Before it’s too late, here is the Cybersecurity and Infrastructure Agency’s Week 2 website for National Supply Chain Integrity month. Week 2 focuses on Assessing ICT Trustworthiness. The website offers new resources. Check it out.

The Labor Department’s Employee Benefits Security Administration which regulates employer sponsored benefit plans governed by ERISA has created a lengthy, yet helpful, list of cybersecurity best practices for ERISA plans which no doubt could be used by FEHB plans too.

Bleeping Computer informs us today that “Microsoft has fixed a bug that could allow a threat actor to create specially crafted downloads that crash Windows 10 simply by opening the folder where they are downloaded. “BleepingComputer strongly recommends that all Windows users install the latest Patch Tuesday security updates. Not only for this vulnerability but the 107 other vulnerabilities fixed this month.”

The AP discusses Microsoft’s cybersecurity woes.

Many security experts believe Microsoft’s single sign-on model, emphasizing user convenience over security, is ripe for retooling to reflect a world where state-backed hackers now routinely run roughshod over U.S. networks.

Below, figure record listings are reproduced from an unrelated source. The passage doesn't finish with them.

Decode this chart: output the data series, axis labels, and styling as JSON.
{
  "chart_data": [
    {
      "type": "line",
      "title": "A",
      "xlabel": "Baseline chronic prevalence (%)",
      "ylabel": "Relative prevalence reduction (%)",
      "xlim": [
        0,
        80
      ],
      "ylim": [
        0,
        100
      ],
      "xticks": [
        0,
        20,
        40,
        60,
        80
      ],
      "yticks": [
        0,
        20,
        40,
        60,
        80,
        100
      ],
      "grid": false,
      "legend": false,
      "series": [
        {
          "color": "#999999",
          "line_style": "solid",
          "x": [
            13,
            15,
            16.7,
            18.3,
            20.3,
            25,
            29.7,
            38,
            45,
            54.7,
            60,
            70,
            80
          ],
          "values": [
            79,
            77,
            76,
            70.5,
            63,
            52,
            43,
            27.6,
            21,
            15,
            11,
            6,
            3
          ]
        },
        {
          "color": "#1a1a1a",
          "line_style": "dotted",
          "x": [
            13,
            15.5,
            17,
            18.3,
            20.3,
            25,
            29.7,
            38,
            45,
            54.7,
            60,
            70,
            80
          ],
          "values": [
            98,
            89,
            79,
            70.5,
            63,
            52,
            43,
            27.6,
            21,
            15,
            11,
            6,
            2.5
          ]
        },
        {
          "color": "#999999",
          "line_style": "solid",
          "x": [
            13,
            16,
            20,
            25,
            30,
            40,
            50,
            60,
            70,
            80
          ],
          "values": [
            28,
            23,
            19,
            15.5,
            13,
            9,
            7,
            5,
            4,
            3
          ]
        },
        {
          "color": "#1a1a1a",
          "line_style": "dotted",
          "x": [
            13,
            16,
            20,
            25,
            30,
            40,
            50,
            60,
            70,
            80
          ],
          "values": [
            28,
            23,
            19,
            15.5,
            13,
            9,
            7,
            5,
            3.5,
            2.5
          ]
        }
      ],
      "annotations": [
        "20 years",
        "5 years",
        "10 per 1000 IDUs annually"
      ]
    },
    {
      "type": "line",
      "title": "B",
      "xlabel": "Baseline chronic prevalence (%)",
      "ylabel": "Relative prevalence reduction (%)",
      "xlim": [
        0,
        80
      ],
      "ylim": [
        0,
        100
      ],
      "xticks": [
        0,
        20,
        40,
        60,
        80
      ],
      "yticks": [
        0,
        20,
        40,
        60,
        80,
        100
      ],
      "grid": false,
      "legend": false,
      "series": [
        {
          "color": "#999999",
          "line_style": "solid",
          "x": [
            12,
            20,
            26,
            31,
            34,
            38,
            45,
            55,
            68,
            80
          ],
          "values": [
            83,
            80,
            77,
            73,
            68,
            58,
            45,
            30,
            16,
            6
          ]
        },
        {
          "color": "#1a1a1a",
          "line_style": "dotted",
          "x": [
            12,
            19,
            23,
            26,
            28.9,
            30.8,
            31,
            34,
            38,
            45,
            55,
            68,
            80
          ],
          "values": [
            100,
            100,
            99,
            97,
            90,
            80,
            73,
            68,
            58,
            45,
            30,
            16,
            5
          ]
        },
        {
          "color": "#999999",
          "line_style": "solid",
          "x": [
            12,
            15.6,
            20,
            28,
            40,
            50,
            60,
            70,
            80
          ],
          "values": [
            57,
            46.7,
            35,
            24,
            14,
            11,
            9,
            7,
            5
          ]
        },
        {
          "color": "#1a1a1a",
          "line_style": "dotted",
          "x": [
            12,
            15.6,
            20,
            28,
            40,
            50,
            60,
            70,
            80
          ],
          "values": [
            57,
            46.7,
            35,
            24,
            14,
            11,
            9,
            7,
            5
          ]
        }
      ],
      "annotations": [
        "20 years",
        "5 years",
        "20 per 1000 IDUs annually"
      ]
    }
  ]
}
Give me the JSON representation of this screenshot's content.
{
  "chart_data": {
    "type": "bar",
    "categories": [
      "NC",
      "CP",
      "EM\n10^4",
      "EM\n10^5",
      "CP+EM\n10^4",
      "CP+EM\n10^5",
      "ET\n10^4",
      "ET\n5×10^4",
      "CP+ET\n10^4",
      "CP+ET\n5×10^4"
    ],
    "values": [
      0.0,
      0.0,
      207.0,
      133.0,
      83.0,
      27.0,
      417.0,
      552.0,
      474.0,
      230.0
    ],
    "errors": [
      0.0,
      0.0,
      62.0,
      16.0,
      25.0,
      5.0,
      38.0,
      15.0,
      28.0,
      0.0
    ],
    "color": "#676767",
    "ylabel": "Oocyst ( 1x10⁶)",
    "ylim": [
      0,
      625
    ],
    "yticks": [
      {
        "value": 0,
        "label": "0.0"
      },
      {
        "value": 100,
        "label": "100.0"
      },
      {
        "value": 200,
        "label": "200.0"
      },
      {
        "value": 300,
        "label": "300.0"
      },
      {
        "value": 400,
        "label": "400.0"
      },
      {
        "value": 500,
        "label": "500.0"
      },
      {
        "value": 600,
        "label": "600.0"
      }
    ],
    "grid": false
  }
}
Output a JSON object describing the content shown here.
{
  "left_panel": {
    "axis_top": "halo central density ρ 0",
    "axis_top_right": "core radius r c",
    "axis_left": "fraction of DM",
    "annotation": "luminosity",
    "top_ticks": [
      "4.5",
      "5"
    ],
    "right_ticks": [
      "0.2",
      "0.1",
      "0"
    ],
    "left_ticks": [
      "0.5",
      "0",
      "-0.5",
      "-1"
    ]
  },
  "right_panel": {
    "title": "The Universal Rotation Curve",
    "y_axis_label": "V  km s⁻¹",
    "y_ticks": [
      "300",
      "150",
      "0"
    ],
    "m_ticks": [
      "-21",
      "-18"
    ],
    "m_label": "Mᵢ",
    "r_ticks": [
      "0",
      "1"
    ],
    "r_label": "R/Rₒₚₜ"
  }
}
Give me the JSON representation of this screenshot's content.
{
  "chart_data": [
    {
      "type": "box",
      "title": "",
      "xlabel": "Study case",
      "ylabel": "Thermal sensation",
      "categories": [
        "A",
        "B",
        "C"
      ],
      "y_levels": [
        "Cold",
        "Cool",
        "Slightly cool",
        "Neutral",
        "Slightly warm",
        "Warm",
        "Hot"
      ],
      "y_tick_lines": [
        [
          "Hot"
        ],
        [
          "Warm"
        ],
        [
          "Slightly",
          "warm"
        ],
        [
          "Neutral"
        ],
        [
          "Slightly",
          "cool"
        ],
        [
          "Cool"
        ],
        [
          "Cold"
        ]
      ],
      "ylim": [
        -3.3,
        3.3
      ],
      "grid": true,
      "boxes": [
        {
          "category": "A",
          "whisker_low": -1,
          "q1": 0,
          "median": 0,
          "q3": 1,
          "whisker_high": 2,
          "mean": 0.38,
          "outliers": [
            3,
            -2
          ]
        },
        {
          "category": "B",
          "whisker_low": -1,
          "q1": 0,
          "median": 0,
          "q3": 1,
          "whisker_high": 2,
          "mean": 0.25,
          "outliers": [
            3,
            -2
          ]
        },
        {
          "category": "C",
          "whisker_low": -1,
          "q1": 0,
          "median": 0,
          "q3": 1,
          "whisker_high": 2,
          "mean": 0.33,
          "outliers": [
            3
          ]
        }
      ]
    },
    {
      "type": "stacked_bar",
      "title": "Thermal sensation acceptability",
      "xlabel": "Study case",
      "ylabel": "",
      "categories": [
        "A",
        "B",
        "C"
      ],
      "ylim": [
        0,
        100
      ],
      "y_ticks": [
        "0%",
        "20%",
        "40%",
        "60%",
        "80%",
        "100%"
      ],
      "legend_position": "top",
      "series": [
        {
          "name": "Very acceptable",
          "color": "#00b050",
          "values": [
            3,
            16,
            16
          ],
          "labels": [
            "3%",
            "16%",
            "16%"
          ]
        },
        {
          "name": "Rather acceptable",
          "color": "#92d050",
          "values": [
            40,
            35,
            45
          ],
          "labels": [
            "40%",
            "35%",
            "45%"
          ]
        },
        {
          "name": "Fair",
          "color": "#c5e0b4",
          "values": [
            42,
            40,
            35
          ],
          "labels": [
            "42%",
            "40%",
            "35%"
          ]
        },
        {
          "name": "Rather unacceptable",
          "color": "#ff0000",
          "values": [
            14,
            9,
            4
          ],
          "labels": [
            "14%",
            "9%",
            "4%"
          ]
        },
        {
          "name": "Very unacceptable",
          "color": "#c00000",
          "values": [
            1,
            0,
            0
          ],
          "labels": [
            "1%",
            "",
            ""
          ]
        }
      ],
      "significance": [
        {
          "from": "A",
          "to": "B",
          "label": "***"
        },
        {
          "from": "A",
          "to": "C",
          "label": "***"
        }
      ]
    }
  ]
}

Alex Weinert, Microsoft’s director of identity security, said it offers various ways for customers to strictly limit users’ access to what they need to do their jobs. But getting customers to go along can be difficult because it often means abandoning three decades of IT habit and disrupting business. Customers tend to configure too many accounts with the broad global administrative privileges that allowed the SolarWinds campaign abuses, he said. “It’s not the only way they can do it, that’s for sure.”

In 2014-2015, lax restrictions on access helped Chinese spies steal sensitive personal data on more than 21 million current, former and prospective federal employees from the Office of Personnel Management.

Curtis Dukes was the National Security Agency’s head of information assurance at the time.

The OPM shared data across multiple agencies using Microsoft’s authentication architecture, granting access to more users than it safely should have, said Dukes, now the managing director for the nonprofit Center for Internet Security.

“People took their eye off the ball.”

Interesting.

Last Wednesday, the Senate Intelligence Committee held an open hearing on worldwide threats and of course the SolarWinds hack was a topic. Here is Cyberscoop’s take on that hearing. The following day per the Wall Street Journal, “President Biden announced retaliatory measures against Russia over election interference, the SolarWinds cyberattack and other malign activity, saying he isn’t seeking to kick off “a cycle of escalation” but would take more drastic action if necessary.” The Journal adds that

The U.S. has punished Russia for election interference in the past, notably after its multipronged operations during the 2016 election. But previous administrations typically refrained from retaliating for cyber intrusions they classified as political espionage—no matter how broad or successful—in part because the U.S. and its allies regularly engage in similar conduct, current and former officials said.

Subsequently, again per the Journal, “Russia said it would expel 10 U.S. diplomats and bar a number of senior U.S. officials from entering the country in response to measures against Moscow.”